The response to the Democratic response to the State of the Union

Election 2004 | Language/Structure
If the “State of the Union” was “strong”, then the Democratic response was: long… wrong… and could have been delivered better… in song.

I watched the State of the Union at Jorge Miranda’s apartment with some of the Boston 2020 Democrats. We may have snickered and hissed at various points, but overall, there was no denying that Bush had set a course for the land of virtues, from our “fighting men and women” to our “sacred institution of marriage” and the purity of drug-free professional sports.
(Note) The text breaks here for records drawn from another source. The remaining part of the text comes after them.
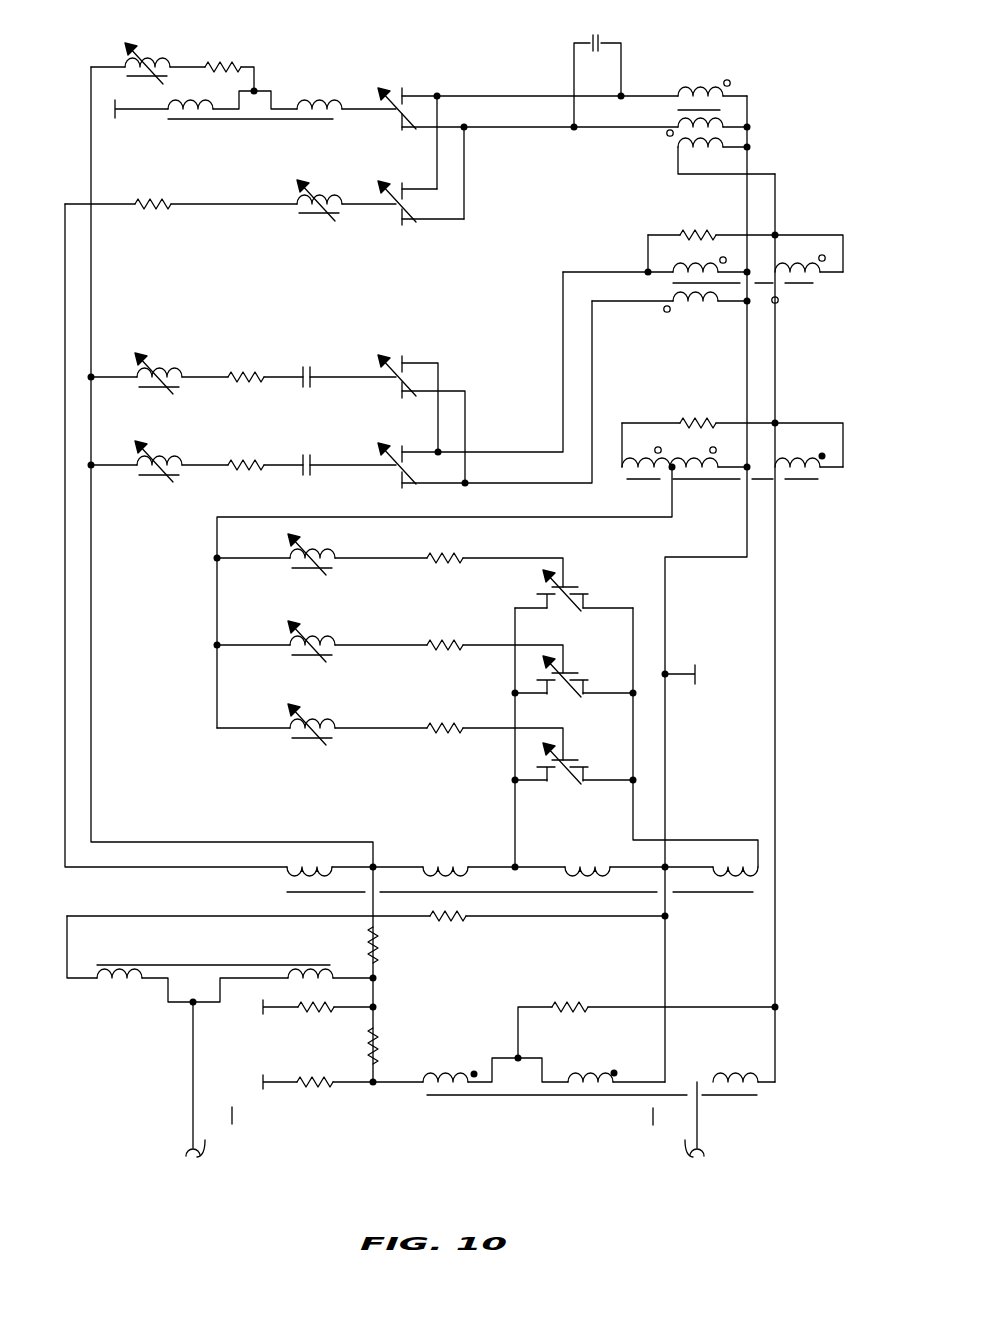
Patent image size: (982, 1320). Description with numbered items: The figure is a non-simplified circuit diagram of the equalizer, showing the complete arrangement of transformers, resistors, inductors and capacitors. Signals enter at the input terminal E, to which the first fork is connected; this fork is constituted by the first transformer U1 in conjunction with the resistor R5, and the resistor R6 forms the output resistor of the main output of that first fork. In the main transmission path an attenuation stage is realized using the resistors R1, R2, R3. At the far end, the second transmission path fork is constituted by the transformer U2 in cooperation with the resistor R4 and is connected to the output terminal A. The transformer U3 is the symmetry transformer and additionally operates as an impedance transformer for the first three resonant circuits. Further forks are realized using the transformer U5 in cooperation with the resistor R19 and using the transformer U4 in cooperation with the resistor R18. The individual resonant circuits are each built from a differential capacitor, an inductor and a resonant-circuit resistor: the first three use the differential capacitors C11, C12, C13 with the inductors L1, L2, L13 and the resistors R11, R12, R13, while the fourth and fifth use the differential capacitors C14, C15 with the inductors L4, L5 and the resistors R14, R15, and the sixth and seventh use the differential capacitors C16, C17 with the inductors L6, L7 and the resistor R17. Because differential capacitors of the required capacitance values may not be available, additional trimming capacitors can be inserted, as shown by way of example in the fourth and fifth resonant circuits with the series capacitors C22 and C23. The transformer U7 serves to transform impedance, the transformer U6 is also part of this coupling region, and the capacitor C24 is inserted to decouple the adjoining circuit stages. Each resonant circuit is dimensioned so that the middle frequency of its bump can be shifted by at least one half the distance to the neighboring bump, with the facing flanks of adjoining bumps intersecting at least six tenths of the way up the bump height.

The inductor L7 is at (130, 58).
The resonant-circuit resistor R17 is at (212, 63).
The transformer U7 is at (255, 115).
The differential capacitor C17 is at (519, 153).
The inductor L6 is at (230, 197).
The differential capacitor C16 is at (411, 216).
The capacitor C24 is at (573, 81).
The transformer U6 is at (710, 127).
The resistor R19 is at (745, 241).
The transformer U5 is at (640, 369).
The resistor R18 is at (732, 432).
The transformer U4 is at (530, 587).
The inductor L5 is at (135, 370).
The resonant-circuit resistor R15 is at (242, 364).
The series capacitor C23 is at (349, 366).
The differential capacitor C15 is at (415, 421).
The inductor L4 is at (135, 458).
The resonant-circuit resistor R14 is at (242, 452).
The series capacitor C22 is at (349, 454).
The differential capacitor C14 is at (410, 473).
The inductor L13 is at (275, 550).
The resonant-circuit resistor R13 is at (449, 559).
The differential capacitor C13 is at (574, 589).
The inductor L2 is at (275, 637).
The resonant-circuit resistor R12 is at (449, 646).
The differential capacitor C12 is at (574, 675).
The inductor L1 is at (276, 720).
The resonant-circuit resistor R11 is at (449, 731).
The differential capacitor C11 is at (574, 762).
The transformer U3 is at (522, 868).
The resistor R6 is at (368, 926).
The resistor R5 is at (387, 954).
The first transformer U1 is at (235, 1056).
The resistor R2 is at (320, 1017).
The resistor R3 is at (388, 1057).
The resistor R1 is at (343, 1092).
The transformer U2 is at (599, 1102).
The resistor R4 is at (648, 1021).
The input terminal E is at (209, 1141).
The output terminal A is at (678, 1142).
The mistake the Democrats made was staying in virtue-land and coming down to Earth. By the time Pelosi and Daschle came on, we had exhausted the lofty rhetoric faculties of our collective craniums. To the twenty-seven people in the United States still watching, anything more said probably floated up and melded with the Presidential verbiage. What we did take away was just an image of the Democratic leadership, distant and calmly sitting in an empty, fake living room.

What the Democratic leadership should have done was to underscore the point that the President is out of touch and does not bother responding to questions by the media, or even the opposition (most recently made by Ken Auletta in his “Fortress Bush” article in last week’s New Yorker). They could have prepared a set of serios questions– starting with, how will we pay for this and cut taxes?– and published them in advance, daring the President to follow their agenda. For the answers, they should have brought in the offensive line; Ted Kennedy deserved to be part of the response team for all of the camera attention he got during the speech. Their response would begin, with reality-show (or even game-show) aplomb: “We asked the President ten questions. Only three were answered, and two of those answers were hardly worthwhile…” And there you go, a new set of talking points to carry the day.

Unless, of course, they were trying to look calm in the face of the primary candidates… (but so much for those faces. The face of John Kerry was looking ever more haggard in his response, it was like New Hampshire’s “Old Man in the Mountain”– after it had fallen).